As long as we are talking about holidays, I got an invite from John Passacantando to attend the Greenpeace Holiday Party in Chinatown. I had no idea I was still on the list. Something else on the invitation caught my attention. The executive director of a large international environmental group was pushing for a large-scale industrial energy project in Nantucket Sound. John boasted that Greenpeace had “pushed the Cape Wind project nearer to acceptance so the hoi polloi from Martha's Vineyrd (sic) will have real green energy to power their cocktail blenders”

I was astounded. The same day that Greenpeace sent out their e-mail invitations, the New York Times had published an eloquent and passionate editorial by Robert F. Kennedy Jr. that argued against the Cape Wind project on environmental grounds. The proposed wind energy development includes 130 windmills over 400 feet tall, a transformer station and tanks containing 40,000-gallons of potentially toxic oil on a platform over one hundred foot high. Additionally, there will be hundreds of miles of submerged cables posing a threat to shipping and wildlife. Why would Greenpeace, a group with limited resources, be pushing a highly subsidized industrial power station in an area under consideration for a national marine sanctuary, and critical habitat for dolphins, seals and a half a dozen species of whales?
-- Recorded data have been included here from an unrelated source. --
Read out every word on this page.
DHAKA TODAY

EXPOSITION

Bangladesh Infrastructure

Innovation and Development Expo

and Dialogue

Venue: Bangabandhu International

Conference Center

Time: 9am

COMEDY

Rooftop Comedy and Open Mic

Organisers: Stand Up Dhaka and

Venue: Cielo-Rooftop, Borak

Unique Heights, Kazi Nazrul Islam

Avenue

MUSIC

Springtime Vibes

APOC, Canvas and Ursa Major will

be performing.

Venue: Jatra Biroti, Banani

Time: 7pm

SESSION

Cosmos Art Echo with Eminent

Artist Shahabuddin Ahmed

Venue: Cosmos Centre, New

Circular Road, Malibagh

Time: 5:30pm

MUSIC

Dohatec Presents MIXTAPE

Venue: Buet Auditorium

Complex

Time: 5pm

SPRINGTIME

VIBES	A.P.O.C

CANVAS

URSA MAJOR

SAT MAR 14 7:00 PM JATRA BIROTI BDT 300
Especially since this project is opposed by local fishermen, the tourism industry and the local residents.

It seems to me that the answer to this question might be in the wording of the Holiday Invite. It’s the “hoi polloi from Martha’s Vineyard” and their pesky cocktail blenders. Striking a blow against the hypocrisy of the rich probably seemed like a good idea. But is it really a good reason to support this kind of industrial development in an area that is used heavily by people of all income levels? Is this the new face of alternative energy? We will be asked to sacrifice more natural habitat for our own selfish and wasteful energy needs?

These are important questions in the age of “peak oil”. If some analysts are to be believed, we are nearing the peak of oil production on this planet. This means that prices will continue to go up. Higher prices will attract a huge new wave of investment in alternative energy and undoubtedly global warming will provide the urgency to scare people into thinking that more undisturbed natural areas are needed for energy production. Unless we prepare now, we may face a new threat to Wildlands from alternative energy advocates who care more about profits and kilowatts than they do about wilderness and wildlife. We will also face more of the shopworn arguments that conservationists are elitists who don’t care about other people. And now also the sad fact that Greenpeace will be standing with these venture capitalists and their engineers while they clutter the natural landscape with windmills, solar collectors, and other large scale industrial developments in the name of clean energy.
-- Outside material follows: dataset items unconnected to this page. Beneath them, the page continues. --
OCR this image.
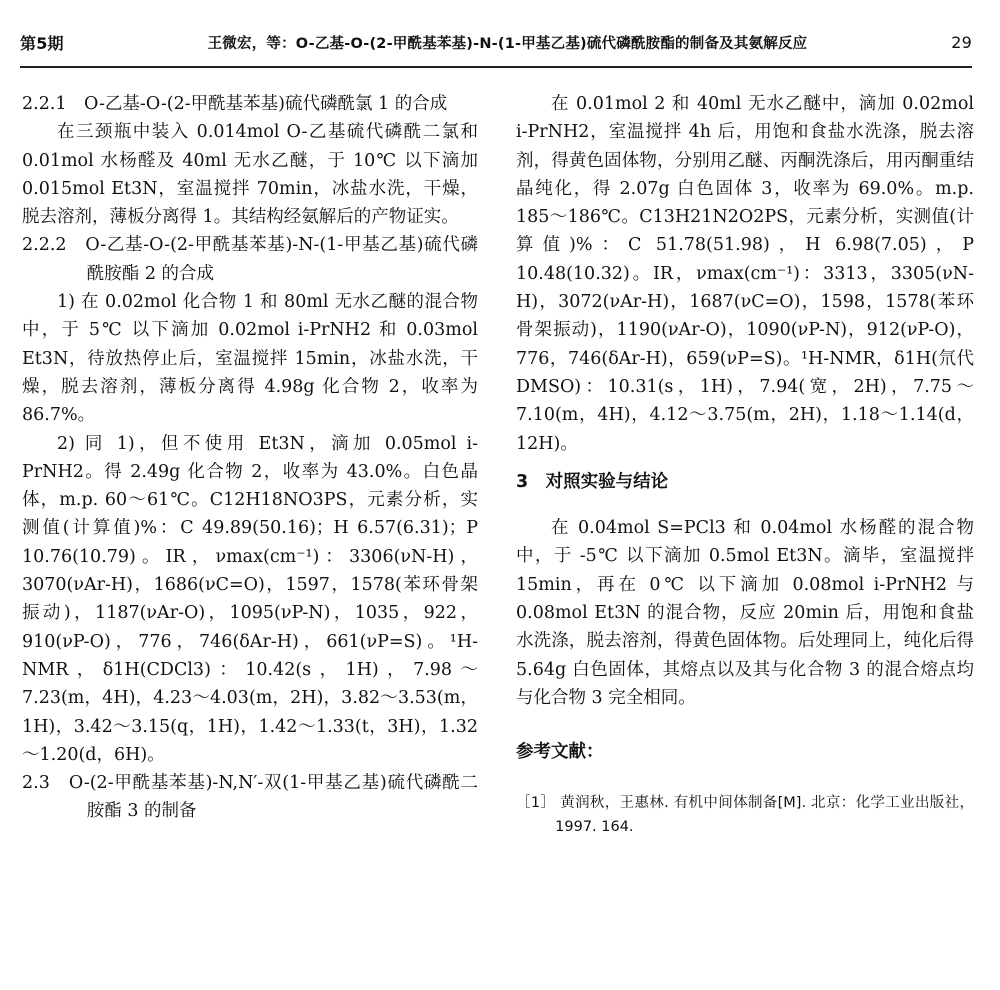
第5期	王微宏，等：O-乙基-O-(2-甲酰基苯基)-N-(1-甲基乙基)硫代磷酰胺酯的制备及其氨解反应	29

2.2.1　O-乙基-O-(2-甲酰基苯基)硫代磷酰氯 1 的合成

在三颈瓶中装入 0.014mol O-乙基硫代磷酰二氯和 0.01mol 水杨醛及 40ml 无水乙醚，于 10℃ 以下滴加 0.015mol Et3N，室温搅拌 70min，冰盐水洗，干燥，脱去溶剂，薄板分离得 1。其结构经氨解后的产物证实。

2.2.2　O-乙基-O-(2-甲酰基苯基)-N-(1-甲基乙基)硫代磷酰胺酯 2 的合成

1) 在 0.02mol 化合物 1 和 80ml 无水乙醚的混合物中，于 5℃ 以下滴加 0.02mol i-PrNH2 和 0.03mol Et3N，待放热停止后，室温搅拌 15min，冰盐水洗，干燥，脱去溶剂，薄板分离得 4.98g 化合物 2，收率为 86.7%。

2) 同 1)，但不使用 Et3N，滴加 0.05mol i-PrNH2。得 2.49g 化合物 2，收率为 43.0%。白色晶体，m.p. 60～61℃。C12H18NO3PS，元素分析，实测值(计算值)%：C 49.89(50.16)；H 6.57(6.31)；P 10.76(10.79)。IR，νmax(cm⁻¹)：3306(νN-H)，3070(νAr-H)，1686(νC=O)，1597，1578(苯环骨架振动)，1187(νAr-O)，1095(νP-N)，1035，922，910(νP-O)，776，746(δAr-H)，661(νP=S)。¹H-NMR，δ1H(CDCl3)：10.42(s，1H)，7.98～7.23(m，4H)，4.23～4.03(m，2H)，3.82～3.53(m，1H)，3.42～3.15(q，1H)，1.42～1.33(t，3H)，1.32～1.20(d，6H)。

2.3　O-(2-甲酰基苯基)-N,N′-双(1-甲基乙基)硫代磷酰二胺酯 3 的制备

在 0.01mol 2 和 40ml 无水乙醚中，滴加 0.02mol i-PrNH2，室温搅拌 4h 后，用饱和食盐水洗涤，脱去溶剂，得黄色固体物，分别用乙醚、丙酮洗涤后，用丙酮重结晶纯化，得 2.07g 白色固体 3，收率为 69.0%。m.p. 185～186℃。C13H21N2O2PS，元素分析，实测值(计算值)%：C 51.78(51.98)，H 6.98(7.05)，P 10.48(10.32)。IR，νmax(cm⁻¹)：3313，3305(νN-H)，3072(νAr-H)，1687(νC=O)，1598，1578(苯环骨架振动)，1190(νAr-O)，1090(νP-N)，912(νP-O)，776，746(δAr-H)，659(νP=S)。¹H-NMR，δ1H(氘代 DMSO)：10.31(s，1H)，7.94(宽，2H)，7.75～7.10(m，4H)，4.12～3.75(m，2H)，1.18～1.14(d，12H)。

3　对照实验与结论

在 0.04mol S=PCl3 和 0.04mol 水杨醛的混合物中，于 -5℃ 以下滴加 0.5mol Et3N。滴毕，室温搅拌 15min，再在 0℃ 以下滴加 0.08mol i-PrNH2 与 0.08mol Et3N 的混合物，反应 20min 后，用饱和食盐水洗涤，脱去溶剂，得黄色固体物。后处理同上，纯化后得 5.64g 白色固体，其熔点以及其与化合物 3 的混合熔点均与化合物 3 完全相同。

参考文献：

［1］ 黄润秋，王惠林. 有机中间体制备[M]. 北京：化学工业出版社，1997. 164.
On a strategic level, it seems unwise to single out a community for a project just because they are rich and famous. This is no better that singling someone out just because they are low income, ugly and can’t play the guitar. We have many staunch allies among the well-heeled residents of Martha’s Vineyard and I am not just talking about Bobby Kennedy, Jr. Both Gandhi and Martin Luther King Jr. understood the importance of having allies among both the wealthy and well known and the poor and dispossessed. In a war between the rich and poor, both sides usually lose. The bottom line is that rich or poor, industrial scale energy developments such as oilfields, coalmines, and even wind farms are inappropriate in biologically sensitive areas.
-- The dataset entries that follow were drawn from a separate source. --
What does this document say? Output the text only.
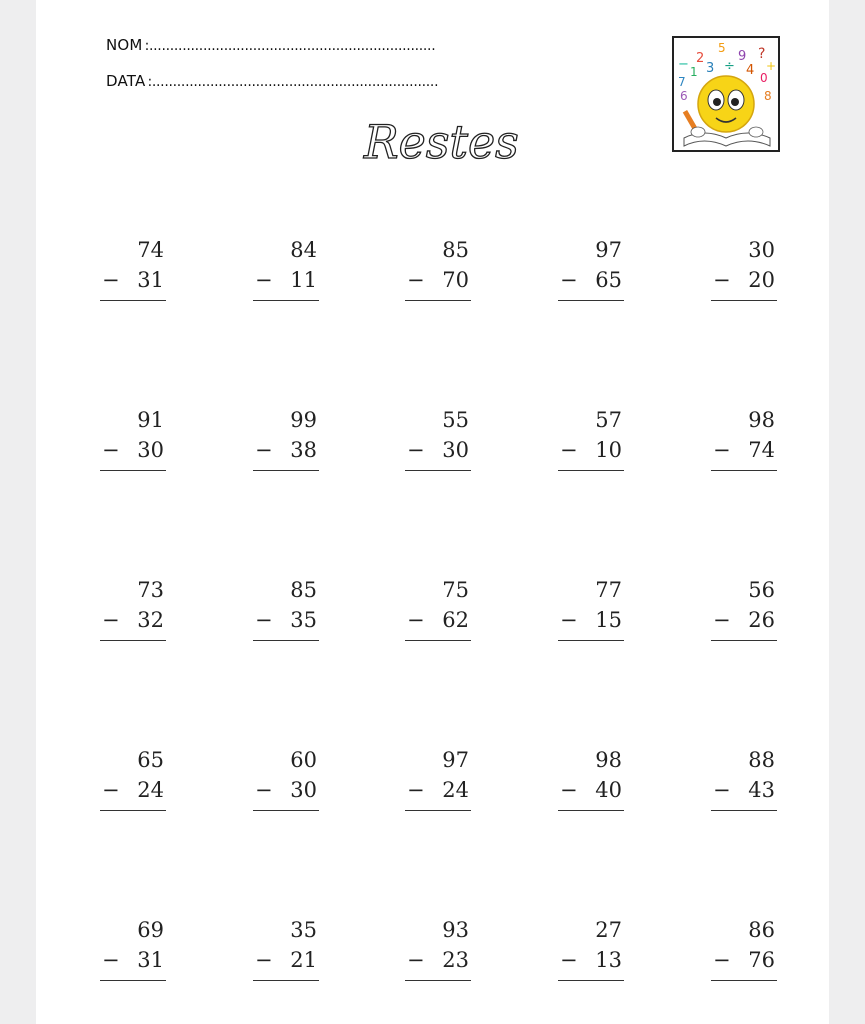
NOM :.....................................................................
DATA :.....................................................................
Restes
2
5
9 ?
1 3 ÷ 4 0
7
6	8
−	+
74
− 31
84
− 11
85
− 70
97
− 65
30
− 20
91
− 30
99
− 38
55
− 30
57
− 10
98
− 74
73
− 32
85
− 35
75
− 62
77
− 15
56
− 26
65
− 24
60
− 30
97
− 24
98
− 40
88
− 43
69
− 31
35
− 21
93
− 23
27
− 13
86
− 76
I suggest you contact John at (john.passacantando@wdc.greenpeace.org) and ask that Greenpeace reconsider their position.

Mike Roselle is going to be in Northern California until late January. Floyd is in Alabama recovering from their last road trip. Roselle, and perhaps Floyd, plan to travel with Randy Hayes to the World Social Summit in Caracas, Venezuela at the end of the month. Mike plans to bring you the news you can use. He will cover the issues that no one else will cover, talk to people no one else will talk to, and report things that no one else will remember. That’s right; he will be covering the Bars.